Halfway up, Big Tom showed us his favorite, the biggest tree he knew. It was a poplar, or tulip. It stands more like a column than a tree, rising high into the air, with scarcely a perceptible taper, perhaps sixty, more likely a hundred, feet before it puts out a limb.
Its girth six feet from the ground is thirty-two feet! I think it might be called Big Tom. It stood here, of course, a giant, when Columbus sailed from Spain, and perhaps some sentimental traveler will attach the name of Columbus to it.

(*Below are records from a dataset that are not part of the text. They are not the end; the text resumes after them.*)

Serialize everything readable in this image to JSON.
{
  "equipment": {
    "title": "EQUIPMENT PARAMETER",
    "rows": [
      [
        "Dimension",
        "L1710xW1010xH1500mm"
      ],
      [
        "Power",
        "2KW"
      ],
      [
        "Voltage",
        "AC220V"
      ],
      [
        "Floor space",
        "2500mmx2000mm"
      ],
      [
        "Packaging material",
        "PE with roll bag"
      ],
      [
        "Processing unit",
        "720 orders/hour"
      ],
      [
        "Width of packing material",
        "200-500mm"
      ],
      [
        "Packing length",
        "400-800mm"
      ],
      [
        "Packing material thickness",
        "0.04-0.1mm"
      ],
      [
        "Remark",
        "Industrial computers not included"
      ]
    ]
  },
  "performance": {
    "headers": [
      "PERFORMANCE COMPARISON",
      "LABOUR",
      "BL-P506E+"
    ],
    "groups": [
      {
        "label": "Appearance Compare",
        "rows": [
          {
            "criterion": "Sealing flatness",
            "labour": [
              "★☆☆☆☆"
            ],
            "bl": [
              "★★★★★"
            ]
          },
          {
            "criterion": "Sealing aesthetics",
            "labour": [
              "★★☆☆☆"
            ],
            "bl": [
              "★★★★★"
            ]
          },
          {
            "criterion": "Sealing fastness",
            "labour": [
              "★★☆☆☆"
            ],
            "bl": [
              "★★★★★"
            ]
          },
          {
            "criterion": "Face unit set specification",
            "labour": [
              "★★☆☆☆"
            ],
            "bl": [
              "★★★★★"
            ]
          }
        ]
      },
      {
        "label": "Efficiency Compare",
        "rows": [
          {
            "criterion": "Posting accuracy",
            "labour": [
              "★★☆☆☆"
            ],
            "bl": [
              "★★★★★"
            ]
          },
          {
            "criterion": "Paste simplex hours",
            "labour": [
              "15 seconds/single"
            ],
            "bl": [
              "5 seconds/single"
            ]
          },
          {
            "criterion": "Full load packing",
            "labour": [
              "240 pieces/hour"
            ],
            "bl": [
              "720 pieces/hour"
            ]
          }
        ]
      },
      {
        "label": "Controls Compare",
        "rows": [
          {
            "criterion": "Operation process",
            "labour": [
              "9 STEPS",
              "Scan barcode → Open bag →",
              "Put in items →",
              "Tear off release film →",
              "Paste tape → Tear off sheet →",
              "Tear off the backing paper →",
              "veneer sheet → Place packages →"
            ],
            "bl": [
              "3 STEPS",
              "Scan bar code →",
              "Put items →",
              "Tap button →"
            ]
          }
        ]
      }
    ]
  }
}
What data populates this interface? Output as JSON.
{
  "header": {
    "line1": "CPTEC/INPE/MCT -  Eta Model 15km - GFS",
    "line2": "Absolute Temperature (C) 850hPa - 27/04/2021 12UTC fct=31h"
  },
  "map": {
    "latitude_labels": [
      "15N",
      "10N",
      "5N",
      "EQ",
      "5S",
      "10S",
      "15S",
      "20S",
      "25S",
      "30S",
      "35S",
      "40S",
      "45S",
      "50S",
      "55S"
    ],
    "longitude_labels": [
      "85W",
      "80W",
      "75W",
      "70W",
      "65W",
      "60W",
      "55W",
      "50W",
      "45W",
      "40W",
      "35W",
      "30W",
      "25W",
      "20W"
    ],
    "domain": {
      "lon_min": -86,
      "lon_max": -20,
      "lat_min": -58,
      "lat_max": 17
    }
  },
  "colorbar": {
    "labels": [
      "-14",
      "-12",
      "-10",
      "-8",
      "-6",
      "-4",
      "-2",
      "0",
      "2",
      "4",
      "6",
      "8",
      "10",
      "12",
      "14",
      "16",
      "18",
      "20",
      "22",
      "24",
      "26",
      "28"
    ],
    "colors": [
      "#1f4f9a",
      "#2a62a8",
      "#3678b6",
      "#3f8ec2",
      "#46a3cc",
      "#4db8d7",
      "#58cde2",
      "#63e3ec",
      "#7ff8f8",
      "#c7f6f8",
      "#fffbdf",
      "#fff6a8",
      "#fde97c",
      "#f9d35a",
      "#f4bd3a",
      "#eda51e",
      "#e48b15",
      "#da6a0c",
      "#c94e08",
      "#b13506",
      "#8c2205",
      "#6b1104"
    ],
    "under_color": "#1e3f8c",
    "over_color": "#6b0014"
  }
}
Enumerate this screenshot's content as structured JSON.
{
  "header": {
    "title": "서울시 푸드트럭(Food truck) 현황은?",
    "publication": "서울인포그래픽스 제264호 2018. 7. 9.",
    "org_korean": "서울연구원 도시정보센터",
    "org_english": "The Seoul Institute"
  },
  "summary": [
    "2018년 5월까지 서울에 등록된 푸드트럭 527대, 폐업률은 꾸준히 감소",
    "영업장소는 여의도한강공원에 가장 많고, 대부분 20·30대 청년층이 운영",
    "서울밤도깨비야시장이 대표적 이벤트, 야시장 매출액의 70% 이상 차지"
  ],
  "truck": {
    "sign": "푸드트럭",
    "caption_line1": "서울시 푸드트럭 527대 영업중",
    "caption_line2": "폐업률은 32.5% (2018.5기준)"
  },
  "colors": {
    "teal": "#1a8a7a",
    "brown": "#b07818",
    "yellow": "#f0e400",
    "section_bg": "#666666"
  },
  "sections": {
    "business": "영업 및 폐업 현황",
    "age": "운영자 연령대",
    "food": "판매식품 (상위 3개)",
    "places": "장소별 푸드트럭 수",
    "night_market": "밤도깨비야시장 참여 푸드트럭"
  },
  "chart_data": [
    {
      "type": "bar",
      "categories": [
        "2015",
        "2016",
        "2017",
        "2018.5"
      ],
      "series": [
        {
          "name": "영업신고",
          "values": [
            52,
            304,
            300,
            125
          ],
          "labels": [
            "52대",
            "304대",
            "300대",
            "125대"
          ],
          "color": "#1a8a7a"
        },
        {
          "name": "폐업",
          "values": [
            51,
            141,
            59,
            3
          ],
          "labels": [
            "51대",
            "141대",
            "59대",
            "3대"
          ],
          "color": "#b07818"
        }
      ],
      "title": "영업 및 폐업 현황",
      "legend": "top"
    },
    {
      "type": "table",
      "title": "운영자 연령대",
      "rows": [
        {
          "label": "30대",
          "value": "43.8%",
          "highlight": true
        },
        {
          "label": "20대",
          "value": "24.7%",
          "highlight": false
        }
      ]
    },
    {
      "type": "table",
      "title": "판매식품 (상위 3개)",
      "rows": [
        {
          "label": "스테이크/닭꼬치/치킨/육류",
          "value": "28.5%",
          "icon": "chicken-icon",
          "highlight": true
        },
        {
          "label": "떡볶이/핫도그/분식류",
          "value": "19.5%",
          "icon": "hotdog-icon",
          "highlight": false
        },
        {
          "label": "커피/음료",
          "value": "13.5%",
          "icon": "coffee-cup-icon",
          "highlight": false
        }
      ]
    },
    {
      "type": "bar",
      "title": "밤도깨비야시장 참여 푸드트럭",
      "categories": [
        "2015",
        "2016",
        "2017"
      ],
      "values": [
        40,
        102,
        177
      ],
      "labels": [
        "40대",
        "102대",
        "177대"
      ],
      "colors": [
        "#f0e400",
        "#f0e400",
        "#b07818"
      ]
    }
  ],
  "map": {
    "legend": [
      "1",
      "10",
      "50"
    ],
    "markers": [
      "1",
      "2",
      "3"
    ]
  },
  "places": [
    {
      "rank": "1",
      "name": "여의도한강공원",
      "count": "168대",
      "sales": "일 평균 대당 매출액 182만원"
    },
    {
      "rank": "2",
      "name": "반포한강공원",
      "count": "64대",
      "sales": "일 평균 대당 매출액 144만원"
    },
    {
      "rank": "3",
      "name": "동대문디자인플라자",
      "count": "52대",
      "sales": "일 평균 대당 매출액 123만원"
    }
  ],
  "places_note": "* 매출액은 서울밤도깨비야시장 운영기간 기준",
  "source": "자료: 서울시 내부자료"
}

In the woods there was not much sign of animal life, scarcely the note of a bird, but we noticed as we rode along in the otherwise primeval silence a loud and continuous humming overhead, almost like the sound of the wind in pine tops. It was the humming of bees! The upper branches were alive with these industrious toilers, and Big Tom was always on the alert to discover and mark a bee-gum, which he could visit afterwards. Honey hunting is one of his occupations. Collecting spruce gum is another, and he was continually hacking off with his hatchet knobs of the translucent secretion. How rich and fragrant are these forests! The rhododendron was still in occasional bloom' and flowers of brilliant hue gleamed here and there.
The struggle was more severe as we neared the summit, and the footing worse for the horses. Occasionally it was safest to dismount and lead them up slippery ascents; but this was also dangerous, for it was difficult to keep them from treading on our heels, in their frantic flounderings, in the steep, wet, narrow, brier-grown path. At one uncommonly pokerish place, where the wet rock sloped into a bog, the rider of Jack thought it prudent to dismount, but Big Tom insisted that Jack would "make it" all right, only give him his head. The rider gave him his head, and the next minute Jack's four heels were in the air, and he came down on his side in a flash. The rider fortunately extricated his leg without losing it, Jack scrambled out with a broken shoe, and the two limped along. It was a wonder that the horses' legs were not broken a dozen times.
As we approached the top, Big Tom pointed out the direction, a half mile away, of a small pond, a little mountain tarn, overlooked by a ledge of rock, where Professor Mitchell lost his life. Big Tom was the guide that found his body. That day, as we sat on the summit, he gave in great detail the story, the general outline of which is well known.